A ring of steel surrounded the president’s Elysee Palace — a key destination for the protesters — as police stationed trucks and reinforced metal barriers throughout the neighborhood.
Stores along the elegant Champs-Elysees Avenue and the posh Avenue Montaigne boarded up their windows as if bracing for a hurricane. Protesters ripped off the plywood protecting the windows and threw flares and other projectiles. French riot police repeatedly repelled them with tear gas and water cannons.
Police and protesters also clashed in other French cities, notably Marseille, Toulouse and Bordeaux, and in neighboring Belgium. Some protesters took aim at the French border with Italy, creating a huge traffic backup near the town of Ventimiglia.
The French government’s plan was to prevent a repeat of the Dec. 2 rioting that damaged the Arc de Triomphe, devastated central Paris. It did not succeed, even though it was better prepared.

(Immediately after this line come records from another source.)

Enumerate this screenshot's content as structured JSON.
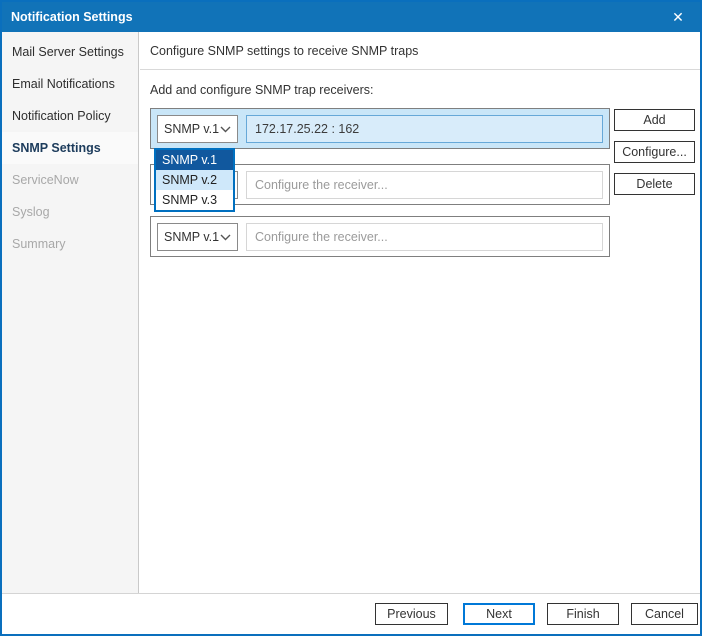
{
  "window": {
    "title": "Notification Settings",
    "close_icon": "✕"
  },
  "sidebar": {
    "items": [
      {
        "label": "Mail Server Settings",
        "state": "enabled"
      },
      {
        "label": "Email Notifications",
        "state": "enabled"
      },
      {
        "label": "Notification Policy",
        "state": "enabled"
      },
      {
        "label": "SNMP Settings",
        "state": "selected"
      },
      {
        "label": "ServiceNow",
        "state": "disabled"
      },
      {
        "label": "Syslog",
        "state": "disabled"
      },
      {
        "label": "Summary",
        "state": "disabled"
      }
    ]
  },
  "main": {
    "header": "Configure SNMP settings to receive SNMP traps",
    "receivers_label": "Add and configure SNMP trap receivers:",
    "receivers": [
      {
        "version": "SNMP v.1",
        "address": "172.17.25.22 : 162",
        "placeholder": "",
        "selected": true
      },
      {
        "version": "SNMP v.1",
        "address": "",
        "placeholder": "Configure the receiver...",
        "selected": false
      },
      {
        "version": "SNMP v.1",
        "address": "",
        "placeholder": "Configure the receiver...",
        "selected": false
      }
    ],
    "version_dropdown": {
      "open": true,
      "options": [
        "SNMP v.1",
        "SNMP v.2",
        "SNMP v.3"
      ],
      "selected_option": "SNMP v.1",
      "hovered_option": "SNMP v.2"
    },
    "actions": {
      "add": "Add",
      "configure": "Configure...",
      "delete": "Delete"
    }
  },
  "footer": {
    "previous": "Previous",
    "next": "Next",
    "finish": "Finish",
    "cancel": "Cancel",
    "default_button": "Next"
  },
  "colors": {
    "titlebar_bg": "#1173b8",
    "window_border": "#0a6fbd",
    "accent": "#0078d7",
    "selected_row_bg": "#c9e6f8",
    "selected_field_bg": "#d8ecfa",
    "selected_field_border": "#66a8d8",
    "dropdown_selected_bg": "#11589e",
    "dropdown_hover_bg": "#cfe8fa",
    "sidebar_bg": "#f5f5f5",
    "sidebar_selected_text": "#1d3c5c",
    "disabled_text": "#a8a8a8"
  }
}
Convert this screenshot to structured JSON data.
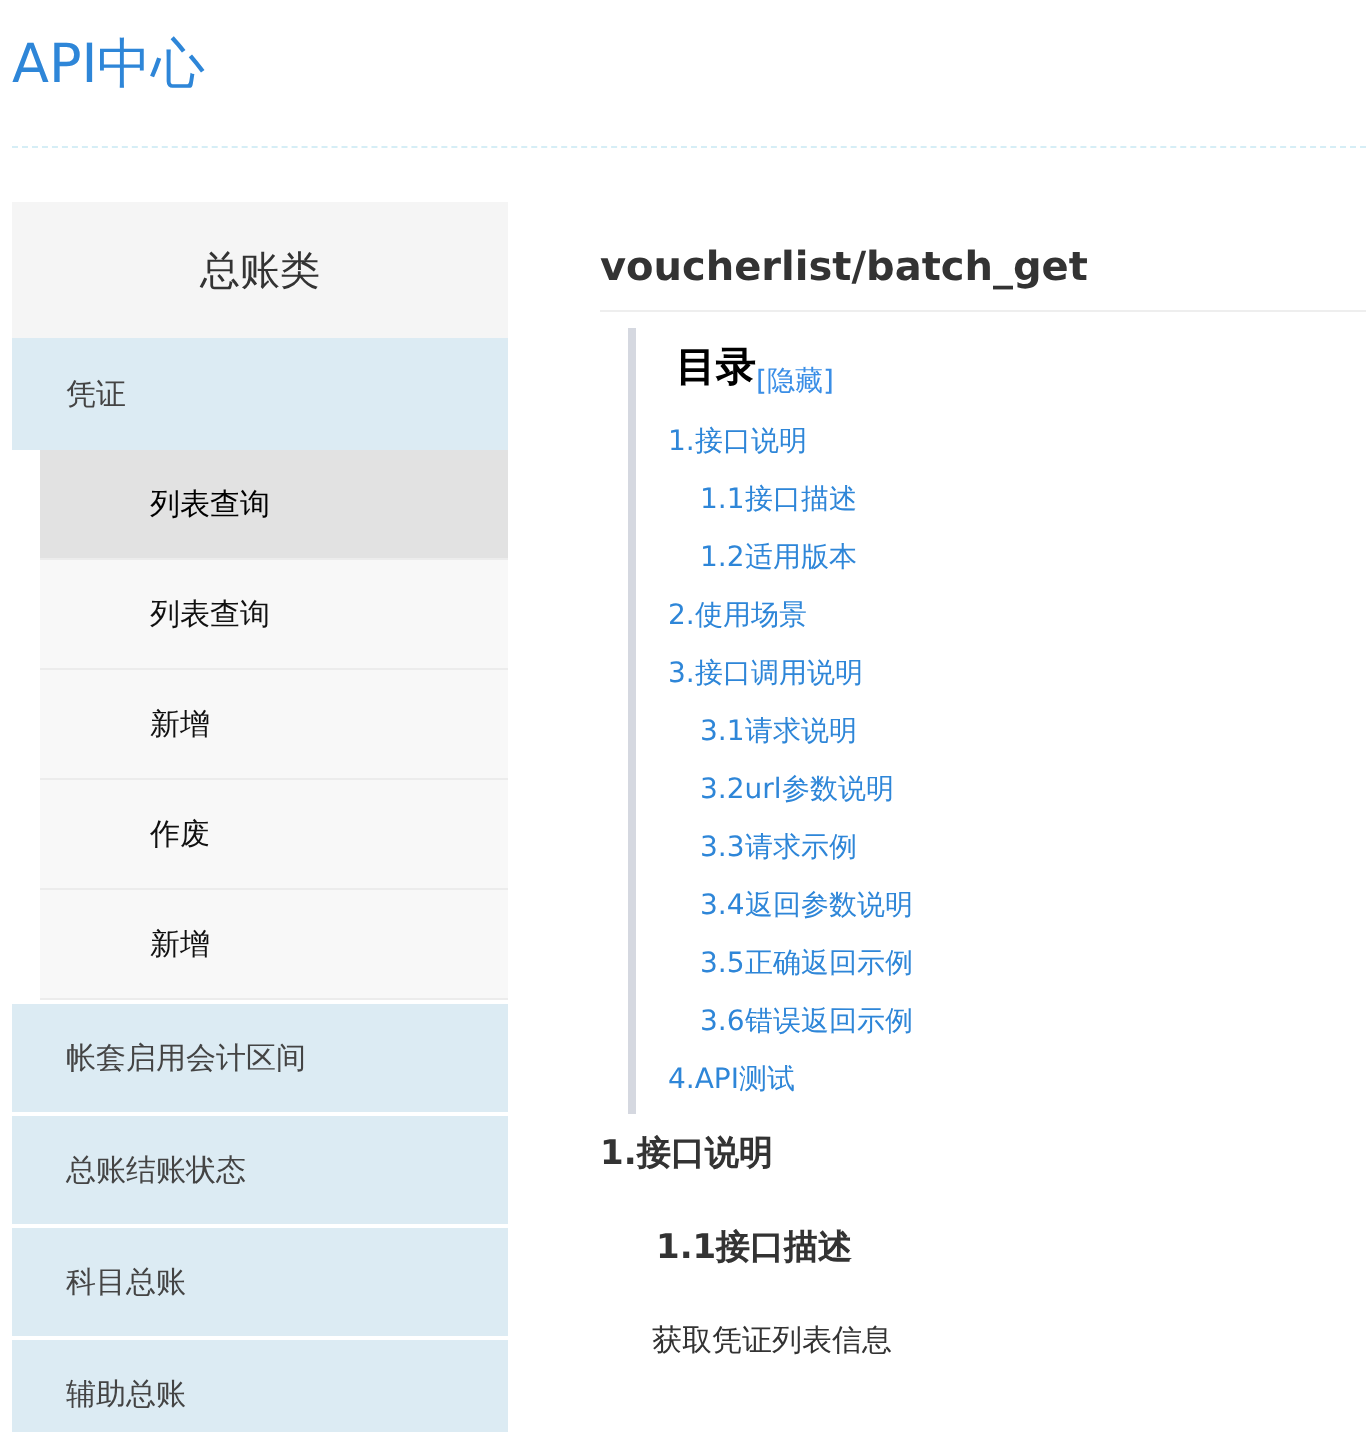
{
  "header": {
    "title": "API中心"
  },
  "sidebar": {
    "heading": "总账类",
    "categories": [
      {
        "label": "凭证",
        "expanded": true,
        "children": [
          {
            "label": "列表查询",
            "selected": true
          },
          {
            "label": "列表查询",
            "selected": false
          },
          {
            "label": "新增",
            "selected": false
          },
          {
            "label": "作废",
            "selected": false
          },
          {
            "label": "新增",
            "selected": false
          }
        ]
      },
      {
        "label": "帐套启用会计区间",
        "expanded": false
      },
      {
        "label": "总账结账状态",
        "expanded": false
      },
      {
        "label": "科目总账",
        "expanded": false
      },
      {
        "label": "辅助总账",
        "expanded": false
      }
    ]
  },
  "content": {
    "title": "voucherlist/batch_get",
    "toc": {
      "heading": "目录",
      "toggle": "[隐藏]",
      "items": [
        {
          "label": "1.接口说明",
          "children": [
            {
              "label": "1.1接口描述"
            },
            {
              "label": "1.2适用版本"
            }
          ]
        },
        {
          "label": "2.使用场景"
        },
        {
          "label": "3.接口调用说明",
          "children": [
            {
              "label": "3.1请求说明"
            },
            {
              "label": "3.2url参数说明"
            },
            {
              "label": "3.3请求示例"
            },
            {
              "label": "3.4返回参数说明"
            },
            {
              "label": "3.5正确返回示例"
            },
            {
              "label": "3.6错误返回示例"
            }
          ]
        },
        {
          "label": "4.API测试"
        }
      ]
    },
    "section_heading": "1.接口说明",
    "subsection_heading": "1.1接口描述",
    "paragraph": "获取凭证列表信息"
  }
}
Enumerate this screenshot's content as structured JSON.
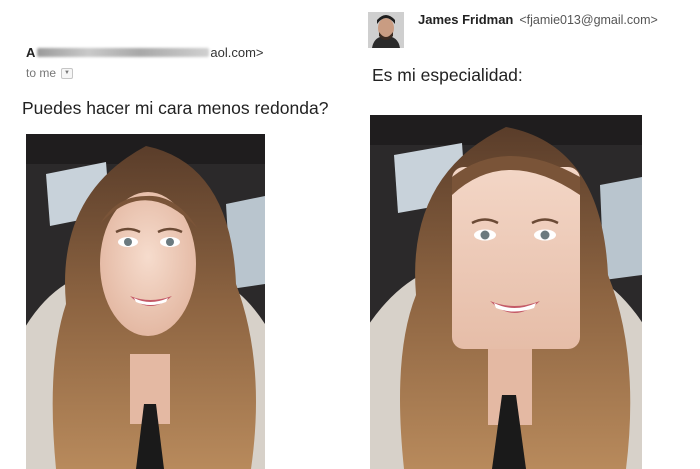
{
  "left_email": {
    "sender_initial": "A",
    "sender_domain_suffix": "aol.com>",
    "recipient_label": "to me",
    "dropdown_icon": "chevron-down-icon",
    "message": "Puedes hacer mi cara menos redonda?",
    "photo_icon": "selfie-photo"
  },
  "right_email": {
    "sender_name": "James Fridman",
    "sender_email": "<fjamie013@gmail.com>",
    "avatar_icon": "avatar-photo",
    "message": "Es mi especialidad:",
    "photo_icon": "edited-selfie-photo"
  },
  "colors": {
    "text": "#222222",
    "muted": "#777777",
    "hair": "#9a6b45",
    "skin": "#efc9b5",
    "car_interior": "#2c2a2b",
    "window": "#c9d3dc"
  }
}
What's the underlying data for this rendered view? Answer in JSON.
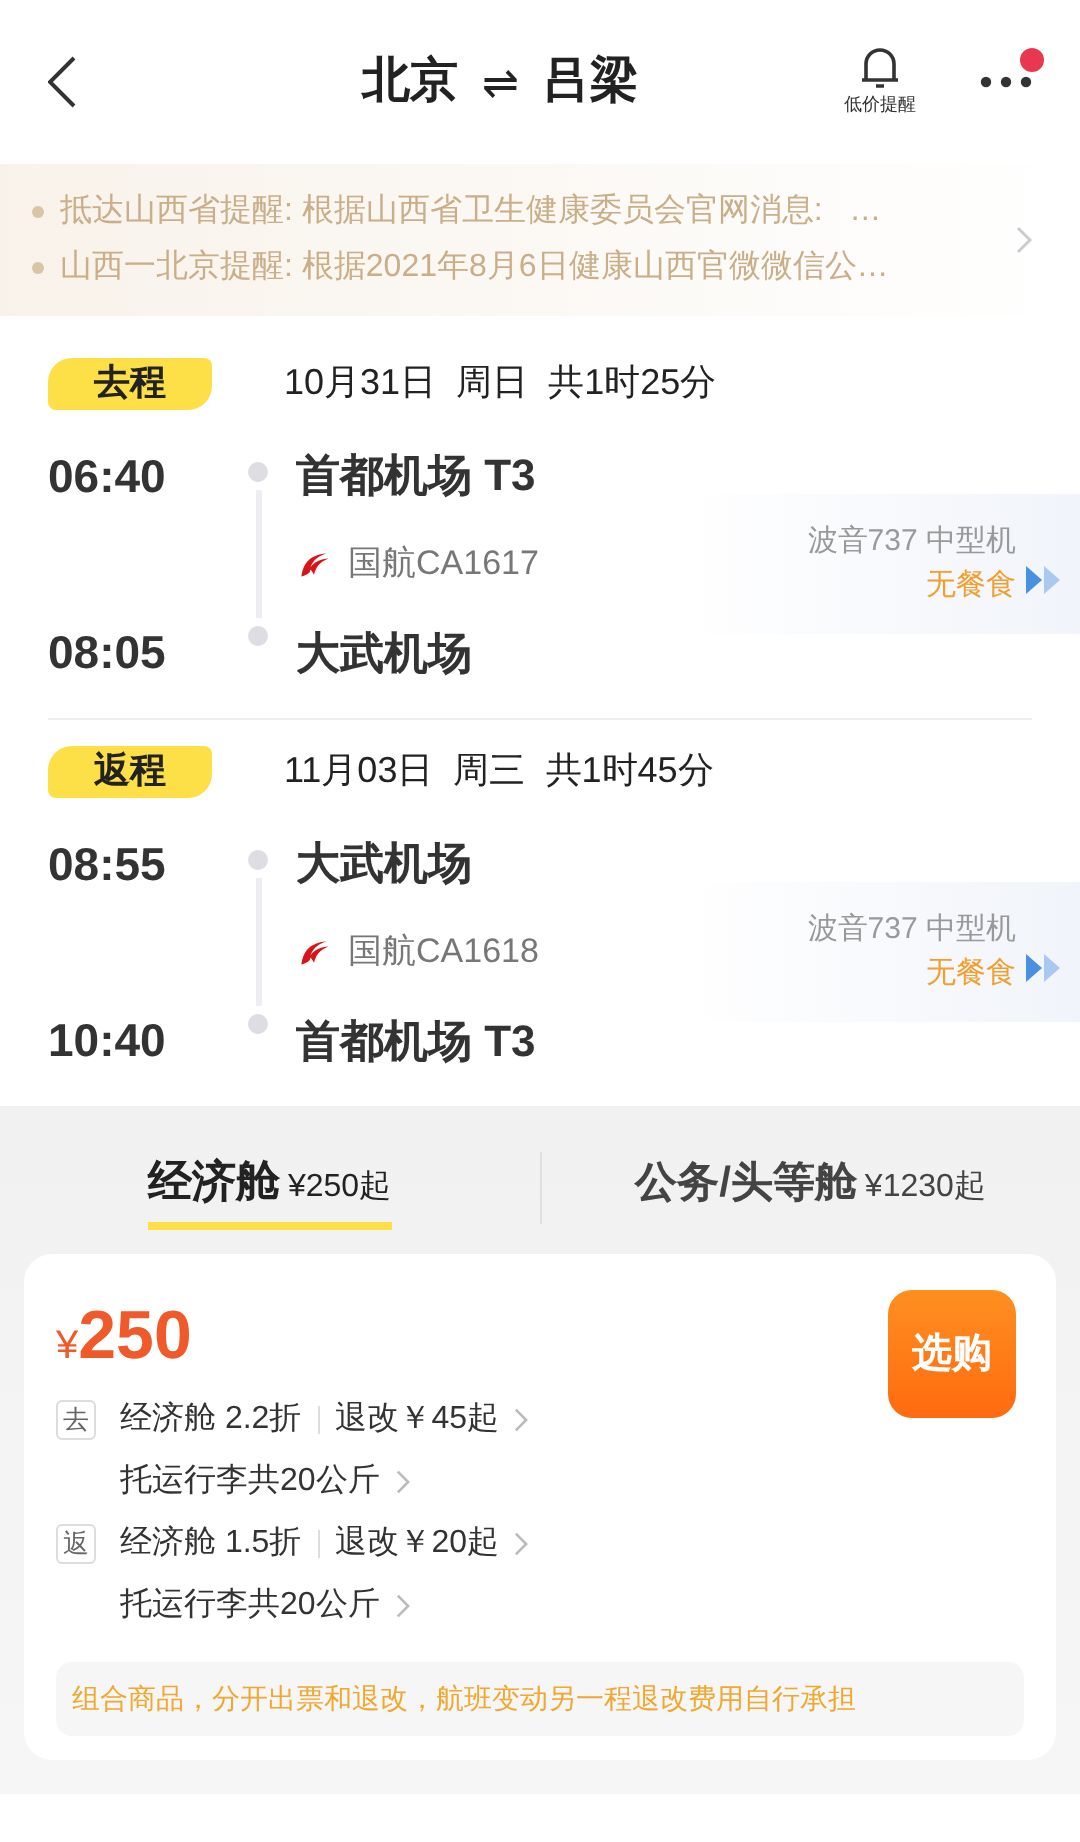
{
  "header": {
    "from": "北京",
    "swap": "⇌",
    "to": "吕梁",
    "alert_label": "低价提醒",
    "more_badge": true
  },
  "notices": [
    "抵达山西省提醒: 根据山西省卫生健康委员会官网消息:   …",
    "山西一北京提醒: 根据2021年8月6日健康山西官微微信公…"
  ],
  "legs": [
    {
      "tag": "去程",
      "date": "10月31日",
      "weekday": "周日",
      "duration": "共1时25分",
      "depart_time": "06:40",
      "depart_airport": "首都机场 T3",
      "airline": "国航CA1617",
      "aircraft": "波音737 中型机",
      "meal": "无餐食",
      "arrive_time": "08:05",
      "arrive_airport": "大武机场"
    },
    {
      "tag": "返程",
      "date": "11月03日",
      "weekday": "周三",
      "duration": "共1时45分",
      "depart_time": "08:55",
      "depart_airport": "大武机场",
      "airline": "国航CA1618",
      "aircraft": "波音737 中型机",
      "meal": "无餐食",
      "arrive_time": "10:40",
      "arrive_airport": "首都机场 T3"
    }
  ],
  "cabin_tabs": [
    {
      "label": "经济舱",
      "price": "¥250起",
      "selected": true
    },
    {
      "label": "公务/头等舱",
      "price": "¥1230起",
      "selected": false
    }
  ],
  "offer": {
    "currency": "¥",
    "price": "250",
    "buy_button": "选购",
    "segments": [
      {
        "tag": "去",
        "fare": "经济舱 2.2折",
        "refund": "退改￥45起",
        "baggage": "托运行李共20公斤"
      },
      {
        "tag": "返",
        "fare": "经济舱 1.5折",
        "refund": "退改￥20起",
        "baggage": "托运行李共20公斤"
      }
    ],
    "note": "组合商品，分开出票和退改，航班变动另一程退改费用自行承担"
  }
}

Although Saturday’s protest in the French capital started out quietly, tear gas choked the ChampsElysees Avenue by early evening.
Interior Minister Christophe Castaner said 135 people had been injured and 974 taken into custody amid protests around the nation.
An estimated 125,000 people had demonstrated around France while 10,000 took their anger to the streets of Paris, double the number in the capital last week, he said. Toughening security tactics, French authorities deployed 8,000 security officers in the capital alone, among the 89,000 who fanned out around the country.
All of the city’s top tourist attractions — including the Eiffel Tower and the Louvre museum — shut down for the day. Christmas markets and soccer matches were canceled. Subway stations in the city center closed, and the U.S. embassy warned citizens to avoid all protest areas.
Amid the melee, President Emmanuel Macron remained invisible and silent, as he has for the four weeks of a movement that started as a protest against a gas tax hike and transformed into a rebellion against high taxes and eroding living standards.
“We are here to tell (Macron) our discontent. Me, I’m not here to break things because I have four children,” said protester Myriam Diaz. “But I still want to be here to say ‘Stop, that’s enough.’”
Macron on Wednesday agreed to abandon the fuel tax hike, which aimed to wean France off fossil fuels and uphold the Paris climate agreement. Many economists and scientists say higher fuel taxes are essential to save the planet from worsening climate change, but that stance hasn’t defused the anger among France’s working class.